Joslyn began studying violin at the age of five, with the Suzuki string method, and grew up studying music composition and performance. Joslyn attended Bainbridge High School, graduating in 2001 and received his B.A. in English literature and violin performance from Western Washington University in 2005 and his master's certificate in music business from the Berklee College of Music in Boston. While in college, he took part in studying contemporary music, ranging from rock, folk, fiddle, world, to hip-hop, film, and electronic musical genres.

== Musical career ==

Andrew Joslyn began his professional career in music when he toured and wrote with the Pacific Northwest folk rock band Handful of Luvin’ from 2002 to 2010. After the release of their third album Life in Between, he left the band and started his own career as an orchestrator and composer.

In 2008, Joslyn began collaborating with Macklemore & Ryan Lewis on the Vs.

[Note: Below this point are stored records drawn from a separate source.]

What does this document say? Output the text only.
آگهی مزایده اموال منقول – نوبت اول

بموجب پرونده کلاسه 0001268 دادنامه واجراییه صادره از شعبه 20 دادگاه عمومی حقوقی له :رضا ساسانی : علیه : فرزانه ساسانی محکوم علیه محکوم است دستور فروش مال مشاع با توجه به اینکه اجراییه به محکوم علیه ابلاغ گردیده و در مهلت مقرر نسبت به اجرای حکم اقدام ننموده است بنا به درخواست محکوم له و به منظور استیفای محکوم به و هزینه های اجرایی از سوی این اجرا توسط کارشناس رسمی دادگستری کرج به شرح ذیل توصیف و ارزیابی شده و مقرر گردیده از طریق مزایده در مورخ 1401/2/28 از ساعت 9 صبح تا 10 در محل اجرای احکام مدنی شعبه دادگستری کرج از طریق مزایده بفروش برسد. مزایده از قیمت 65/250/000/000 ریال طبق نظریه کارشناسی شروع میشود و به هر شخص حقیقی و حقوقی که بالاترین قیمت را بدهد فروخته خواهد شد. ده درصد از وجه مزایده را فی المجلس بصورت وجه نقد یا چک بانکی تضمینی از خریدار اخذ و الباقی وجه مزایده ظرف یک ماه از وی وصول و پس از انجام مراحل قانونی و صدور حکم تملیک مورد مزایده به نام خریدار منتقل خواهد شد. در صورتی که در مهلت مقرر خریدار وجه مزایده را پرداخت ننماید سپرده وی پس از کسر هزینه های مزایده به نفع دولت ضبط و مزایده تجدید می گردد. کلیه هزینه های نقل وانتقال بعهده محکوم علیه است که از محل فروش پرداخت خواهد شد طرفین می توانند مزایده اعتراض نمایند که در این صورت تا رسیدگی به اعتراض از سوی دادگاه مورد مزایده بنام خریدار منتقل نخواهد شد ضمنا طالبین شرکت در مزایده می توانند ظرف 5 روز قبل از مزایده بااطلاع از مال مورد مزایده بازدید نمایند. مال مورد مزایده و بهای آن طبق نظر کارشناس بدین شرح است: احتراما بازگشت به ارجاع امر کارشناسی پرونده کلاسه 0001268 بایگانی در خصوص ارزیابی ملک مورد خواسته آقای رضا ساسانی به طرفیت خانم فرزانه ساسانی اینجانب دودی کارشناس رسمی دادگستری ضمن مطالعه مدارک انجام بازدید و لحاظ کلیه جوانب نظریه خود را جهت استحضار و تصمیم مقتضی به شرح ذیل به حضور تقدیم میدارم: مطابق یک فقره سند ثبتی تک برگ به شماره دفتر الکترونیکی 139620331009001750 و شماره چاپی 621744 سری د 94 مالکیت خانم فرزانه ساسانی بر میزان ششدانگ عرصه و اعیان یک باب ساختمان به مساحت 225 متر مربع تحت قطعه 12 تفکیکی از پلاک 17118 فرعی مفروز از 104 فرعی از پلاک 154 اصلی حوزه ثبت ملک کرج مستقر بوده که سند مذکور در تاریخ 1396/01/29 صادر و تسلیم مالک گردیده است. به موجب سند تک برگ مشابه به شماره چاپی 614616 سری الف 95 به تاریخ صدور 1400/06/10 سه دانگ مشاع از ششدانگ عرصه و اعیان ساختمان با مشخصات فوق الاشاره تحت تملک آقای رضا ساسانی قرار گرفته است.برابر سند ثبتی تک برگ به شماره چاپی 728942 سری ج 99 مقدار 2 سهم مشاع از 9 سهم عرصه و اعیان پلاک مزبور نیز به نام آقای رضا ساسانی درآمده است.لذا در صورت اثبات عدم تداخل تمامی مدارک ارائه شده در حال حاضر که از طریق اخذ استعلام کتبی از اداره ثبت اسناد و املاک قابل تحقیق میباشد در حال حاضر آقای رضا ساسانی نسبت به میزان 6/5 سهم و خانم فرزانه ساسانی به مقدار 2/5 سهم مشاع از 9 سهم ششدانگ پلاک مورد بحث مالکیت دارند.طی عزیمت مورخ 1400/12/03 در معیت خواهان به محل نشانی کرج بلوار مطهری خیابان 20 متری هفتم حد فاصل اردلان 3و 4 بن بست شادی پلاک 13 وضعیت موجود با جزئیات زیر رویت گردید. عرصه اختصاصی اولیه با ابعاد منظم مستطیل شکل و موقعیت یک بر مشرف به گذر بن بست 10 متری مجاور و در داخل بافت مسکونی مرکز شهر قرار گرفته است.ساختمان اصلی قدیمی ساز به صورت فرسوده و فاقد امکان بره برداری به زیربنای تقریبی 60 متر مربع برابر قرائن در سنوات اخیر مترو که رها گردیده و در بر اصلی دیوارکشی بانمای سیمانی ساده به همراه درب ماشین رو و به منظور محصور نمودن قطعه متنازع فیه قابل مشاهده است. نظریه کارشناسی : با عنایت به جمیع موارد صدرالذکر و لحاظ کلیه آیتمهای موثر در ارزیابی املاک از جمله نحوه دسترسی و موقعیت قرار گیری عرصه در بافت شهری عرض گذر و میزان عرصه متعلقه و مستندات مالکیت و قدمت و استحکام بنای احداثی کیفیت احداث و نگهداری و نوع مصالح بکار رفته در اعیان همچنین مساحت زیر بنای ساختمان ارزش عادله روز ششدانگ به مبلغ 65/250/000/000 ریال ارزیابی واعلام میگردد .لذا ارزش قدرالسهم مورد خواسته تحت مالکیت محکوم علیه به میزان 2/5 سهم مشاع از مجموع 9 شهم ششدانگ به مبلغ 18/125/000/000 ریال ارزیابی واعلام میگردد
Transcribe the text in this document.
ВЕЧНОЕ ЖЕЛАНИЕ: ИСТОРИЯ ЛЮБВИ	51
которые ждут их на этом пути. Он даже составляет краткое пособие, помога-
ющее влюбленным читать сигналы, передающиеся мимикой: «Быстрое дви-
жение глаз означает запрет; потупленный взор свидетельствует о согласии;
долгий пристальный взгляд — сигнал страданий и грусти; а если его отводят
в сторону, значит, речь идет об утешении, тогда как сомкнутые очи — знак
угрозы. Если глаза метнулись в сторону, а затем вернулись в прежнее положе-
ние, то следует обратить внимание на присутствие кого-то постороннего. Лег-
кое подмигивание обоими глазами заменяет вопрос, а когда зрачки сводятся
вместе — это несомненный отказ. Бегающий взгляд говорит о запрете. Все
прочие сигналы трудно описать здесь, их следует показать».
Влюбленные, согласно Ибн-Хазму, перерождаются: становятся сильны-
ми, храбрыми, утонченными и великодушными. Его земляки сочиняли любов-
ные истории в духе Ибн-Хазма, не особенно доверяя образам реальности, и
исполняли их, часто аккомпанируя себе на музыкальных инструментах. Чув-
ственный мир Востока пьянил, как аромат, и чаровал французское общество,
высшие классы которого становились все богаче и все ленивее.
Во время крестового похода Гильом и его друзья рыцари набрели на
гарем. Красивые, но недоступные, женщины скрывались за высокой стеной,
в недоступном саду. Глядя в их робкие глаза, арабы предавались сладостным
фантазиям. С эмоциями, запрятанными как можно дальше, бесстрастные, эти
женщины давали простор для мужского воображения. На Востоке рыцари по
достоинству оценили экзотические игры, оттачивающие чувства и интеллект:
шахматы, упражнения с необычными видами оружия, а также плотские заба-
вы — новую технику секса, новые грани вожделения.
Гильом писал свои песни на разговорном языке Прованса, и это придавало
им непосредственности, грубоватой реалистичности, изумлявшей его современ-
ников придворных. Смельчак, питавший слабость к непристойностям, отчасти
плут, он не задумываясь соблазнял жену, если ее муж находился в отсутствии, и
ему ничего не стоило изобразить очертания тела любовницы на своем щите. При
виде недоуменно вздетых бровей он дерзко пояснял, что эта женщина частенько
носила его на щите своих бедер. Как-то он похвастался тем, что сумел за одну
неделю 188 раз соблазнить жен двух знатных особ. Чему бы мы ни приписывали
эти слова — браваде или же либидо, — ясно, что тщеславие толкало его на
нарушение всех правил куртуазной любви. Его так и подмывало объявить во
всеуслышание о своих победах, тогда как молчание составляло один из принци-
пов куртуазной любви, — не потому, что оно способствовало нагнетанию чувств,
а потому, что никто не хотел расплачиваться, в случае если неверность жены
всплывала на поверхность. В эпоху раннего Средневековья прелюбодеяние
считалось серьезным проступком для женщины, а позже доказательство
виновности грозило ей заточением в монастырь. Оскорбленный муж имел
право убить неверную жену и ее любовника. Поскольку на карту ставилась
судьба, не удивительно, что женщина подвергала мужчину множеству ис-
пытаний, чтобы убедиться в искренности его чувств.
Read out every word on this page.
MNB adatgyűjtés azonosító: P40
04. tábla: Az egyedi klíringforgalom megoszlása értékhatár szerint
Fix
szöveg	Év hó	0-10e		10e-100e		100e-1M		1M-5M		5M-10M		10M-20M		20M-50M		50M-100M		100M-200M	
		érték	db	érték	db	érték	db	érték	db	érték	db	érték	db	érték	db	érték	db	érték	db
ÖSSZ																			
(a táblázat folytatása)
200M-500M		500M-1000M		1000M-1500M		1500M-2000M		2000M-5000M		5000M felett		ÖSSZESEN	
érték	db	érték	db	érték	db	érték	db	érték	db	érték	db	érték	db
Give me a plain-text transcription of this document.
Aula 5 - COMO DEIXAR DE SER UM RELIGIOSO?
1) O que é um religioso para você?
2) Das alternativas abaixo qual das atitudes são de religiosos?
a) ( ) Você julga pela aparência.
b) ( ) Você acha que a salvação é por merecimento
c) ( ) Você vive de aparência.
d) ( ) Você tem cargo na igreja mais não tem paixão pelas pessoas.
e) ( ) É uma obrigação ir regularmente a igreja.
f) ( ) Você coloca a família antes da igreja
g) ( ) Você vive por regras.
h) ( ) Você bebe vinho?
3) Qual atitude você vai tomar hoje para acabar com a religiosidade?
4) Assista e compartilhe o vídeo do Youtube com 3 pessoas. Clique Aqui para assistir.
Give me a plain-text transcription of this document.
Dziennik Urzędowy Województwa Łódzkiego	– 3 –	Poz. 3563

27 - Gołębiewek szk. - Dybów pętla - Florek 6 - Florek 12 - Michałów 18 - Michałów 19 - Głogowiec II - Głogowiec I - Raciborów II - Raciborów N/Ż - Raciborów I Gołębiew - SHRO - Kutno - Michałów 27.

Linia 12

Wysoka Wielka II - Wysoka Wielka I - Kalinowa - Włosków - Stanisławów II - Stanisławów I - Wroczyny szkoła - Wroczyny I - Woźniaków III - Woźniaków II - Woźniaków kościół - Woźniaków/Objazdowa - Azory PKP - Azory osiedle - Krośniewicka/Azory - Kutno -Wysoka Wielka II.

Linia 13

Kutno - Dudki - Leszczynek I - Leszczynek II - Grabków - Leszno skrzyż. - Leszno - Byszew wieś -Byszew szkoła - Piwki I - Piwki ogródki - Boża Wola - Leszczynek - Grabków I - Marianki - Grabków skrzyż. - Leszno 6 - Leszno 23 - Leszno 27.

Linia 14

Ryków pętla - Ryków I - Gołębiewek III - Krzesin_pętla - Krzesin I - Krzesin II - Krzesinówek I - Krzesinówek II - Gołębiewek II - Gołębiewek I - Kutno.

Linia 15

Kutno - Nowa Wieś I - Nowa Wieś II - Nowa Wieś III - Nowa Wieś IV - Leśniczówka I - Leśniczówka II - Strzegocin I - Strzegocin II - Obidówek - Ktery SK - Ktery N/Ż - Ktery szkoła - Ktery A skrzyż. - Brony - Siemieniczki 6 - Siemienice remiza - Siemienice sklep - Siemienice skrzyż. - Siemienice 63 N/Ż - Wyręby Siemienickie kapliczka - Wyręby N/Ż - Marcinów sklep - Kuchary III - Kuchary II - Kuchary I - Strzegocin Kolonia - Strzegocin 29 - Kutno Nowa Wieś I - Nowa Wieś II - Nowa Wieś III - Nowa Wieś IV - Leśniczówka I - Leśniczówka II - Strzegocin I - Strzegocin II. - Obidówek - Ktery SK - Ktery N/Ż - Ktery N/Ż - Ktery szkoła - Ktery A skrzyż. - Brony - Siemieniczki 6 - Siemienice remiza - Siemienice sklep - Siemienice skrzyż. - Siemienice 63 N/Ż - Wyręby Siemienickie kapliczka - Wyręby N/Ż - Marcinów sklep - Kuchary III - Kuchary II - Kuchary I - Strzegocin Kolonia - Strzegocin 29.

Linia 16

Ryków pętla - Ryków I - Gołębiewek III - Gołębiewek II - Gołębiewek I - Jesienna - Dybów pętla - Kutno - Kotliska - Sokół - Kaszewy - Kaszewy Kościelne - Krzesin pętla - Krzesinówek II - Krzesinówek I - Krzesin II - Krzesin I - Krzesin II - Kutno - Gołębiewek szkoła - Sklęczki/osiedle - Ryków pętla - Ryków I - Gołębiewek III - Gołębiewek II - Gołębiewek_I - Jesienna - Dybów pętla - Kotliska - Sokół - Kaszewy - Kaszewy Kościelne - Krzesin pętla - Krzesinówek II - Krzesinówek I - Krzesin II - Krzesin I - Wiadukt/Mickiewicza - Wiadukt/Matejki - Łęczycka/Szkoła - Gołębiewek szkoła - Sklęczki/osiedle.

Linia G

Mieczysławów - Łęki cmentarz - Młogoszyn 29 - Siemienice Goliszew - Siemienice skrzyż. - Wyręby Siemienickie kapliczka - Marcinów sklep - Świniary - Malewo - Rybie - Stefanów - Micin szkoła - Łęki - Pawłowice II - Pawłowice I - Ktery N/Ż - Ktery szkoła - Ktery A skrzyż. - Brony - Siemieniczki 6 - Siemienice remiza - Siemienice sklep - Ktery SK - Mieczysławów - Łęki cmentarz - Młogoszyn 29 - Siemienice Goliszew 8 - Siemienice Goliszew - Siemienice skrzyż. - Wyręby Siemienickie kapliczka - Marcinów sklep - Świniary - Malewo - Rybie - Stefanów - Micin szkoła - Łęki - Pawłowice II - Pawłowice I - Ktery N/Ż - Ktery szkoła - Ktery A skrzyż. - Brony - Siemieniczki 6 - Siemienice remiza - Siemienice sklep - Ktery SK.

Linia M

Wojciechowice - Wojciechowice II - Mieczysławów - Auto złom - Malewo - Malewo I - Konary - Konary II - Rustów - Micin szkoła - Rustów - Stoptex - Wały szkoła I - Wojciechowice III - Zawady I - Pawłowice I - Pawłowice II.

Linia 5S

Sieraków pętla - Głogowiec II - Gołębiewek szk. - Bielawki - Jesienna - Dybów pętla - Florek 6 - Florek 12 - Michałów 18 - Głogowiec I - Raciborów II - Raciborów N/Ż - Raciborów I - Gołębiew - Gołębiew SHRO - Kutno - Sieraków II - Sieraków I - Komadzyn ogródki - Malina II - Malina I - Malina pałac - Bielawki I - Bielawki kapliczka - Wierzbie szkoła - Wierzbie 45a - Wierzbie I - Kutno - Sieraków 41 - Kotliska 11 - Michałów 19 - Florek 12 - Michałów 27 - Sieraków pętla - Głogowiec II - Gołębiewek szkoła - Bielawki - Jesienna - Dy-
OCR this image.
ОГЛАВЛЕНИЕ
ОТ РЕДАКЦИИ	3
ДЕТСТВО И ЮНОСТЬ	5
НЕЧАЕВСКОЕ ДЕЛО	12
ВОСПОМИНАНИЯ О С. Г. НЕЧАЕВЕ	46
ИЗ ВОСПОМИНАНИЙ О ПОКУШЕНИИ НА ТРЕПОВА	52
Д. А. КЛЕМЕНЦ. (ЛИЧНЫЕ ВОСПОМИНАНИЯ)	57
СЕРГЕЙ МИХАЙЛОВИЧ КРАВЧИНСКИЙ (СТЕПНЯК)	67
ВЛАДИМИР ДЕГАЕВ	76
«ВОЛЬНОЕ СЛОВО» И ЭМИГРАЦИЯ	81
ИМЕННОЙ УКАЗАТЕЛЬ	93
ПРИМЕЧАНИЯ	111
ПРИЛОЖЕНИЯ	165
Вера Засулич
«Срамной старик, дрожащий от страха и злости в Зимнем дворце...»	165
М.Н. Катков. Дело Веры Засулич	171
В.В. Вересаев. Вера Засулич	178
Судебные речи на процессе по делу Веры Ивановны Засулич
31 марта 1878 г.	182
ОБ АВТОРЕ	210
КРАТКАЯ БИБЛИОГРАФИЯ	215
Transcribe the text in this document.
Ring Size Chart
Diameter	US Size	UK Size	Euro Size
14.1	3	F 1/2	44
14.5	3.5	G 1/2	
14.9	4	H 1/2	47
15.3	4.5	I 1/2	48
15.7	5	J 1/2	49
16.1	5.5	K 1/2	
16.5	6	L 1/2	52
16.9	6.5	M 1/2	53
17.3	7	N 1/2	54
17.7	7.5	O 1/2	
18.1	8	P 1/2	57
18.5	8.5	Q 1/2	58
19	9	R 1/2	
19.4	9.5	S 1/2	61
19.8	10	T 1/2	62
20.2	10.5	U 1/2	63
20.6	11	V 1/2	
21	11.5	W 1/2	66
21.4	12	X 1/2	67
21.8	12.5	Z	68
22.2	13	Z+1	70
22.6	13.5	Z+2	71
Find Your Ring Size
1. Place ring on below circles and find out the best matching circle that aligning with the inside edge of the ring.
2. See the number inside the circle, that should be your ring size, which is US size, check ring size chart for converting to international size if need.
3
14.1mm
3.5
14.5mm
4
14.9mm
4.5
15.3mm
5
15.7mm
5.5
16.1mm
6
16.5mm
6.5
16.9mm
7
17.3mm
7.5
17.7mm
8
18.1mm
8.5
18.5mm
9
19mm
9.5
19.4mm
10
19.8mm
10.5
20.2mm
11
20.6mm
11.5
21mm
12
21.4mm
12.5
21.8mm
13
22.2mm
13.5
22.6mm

EP, the Vs. Redux EP, and the chart-topping album The Heist. He co-wrote the tracks "Neon Cathedral" and also "Wings", which was used for commercials involving the 2013 NBA All-Star Game. Joslyn worked with some other known musicians, including: Macklemore & Ryan Lewis, David Bazan (Pedro the Lion), Allen Stone, Ivan & Alyosha, Mark Lanegan, Grieves and Budo (Rhymesayers).

Joslyn composed and arranged extensively for the Seattle Rock Orchestra, He leads the Passenger String Quartet, which has backed artists including Duff McKagan, Suzanne Vega, Daniel Bernard Roumain, folk legend Judy Collins, and DJ Spooky.

In early 2013, Joslyn was hired to arrange strings and brass for American alternative rock icon Mark Lanegan for Imitations (album). In March 2013, Joslyn arranged strings for Duff McKagan's film documentary, "It's So Easy and Other Lies", based on McKagan's book of the same title. The Passenger Quartet played the arrangements live at the Moore Theatre in Seattle along with McKagan and his band. In 2014, Joslyn collaborated with Seattle indie-rocker David Bazan to write the album: David Bazan and the Passenger String Quartet: Volume 1. Bazan and Joslyn toured the album nationally at the end of 2014.

Joslyn has performed live on TV with Mary Lambert on The Tonight Show with Jay Leno on January 10, 2014, Macklemore & Ryan Lewis at the 56th Grammy Awards on January 26, 2014, and with Macklemore and Ryan Lewis at the 2015 American Music Awards where they debuted the emotional new song "Kevin", which Joslyn helped co-write In late 2016, he began scoring music for the true crime series Casefile True Crime Podcast.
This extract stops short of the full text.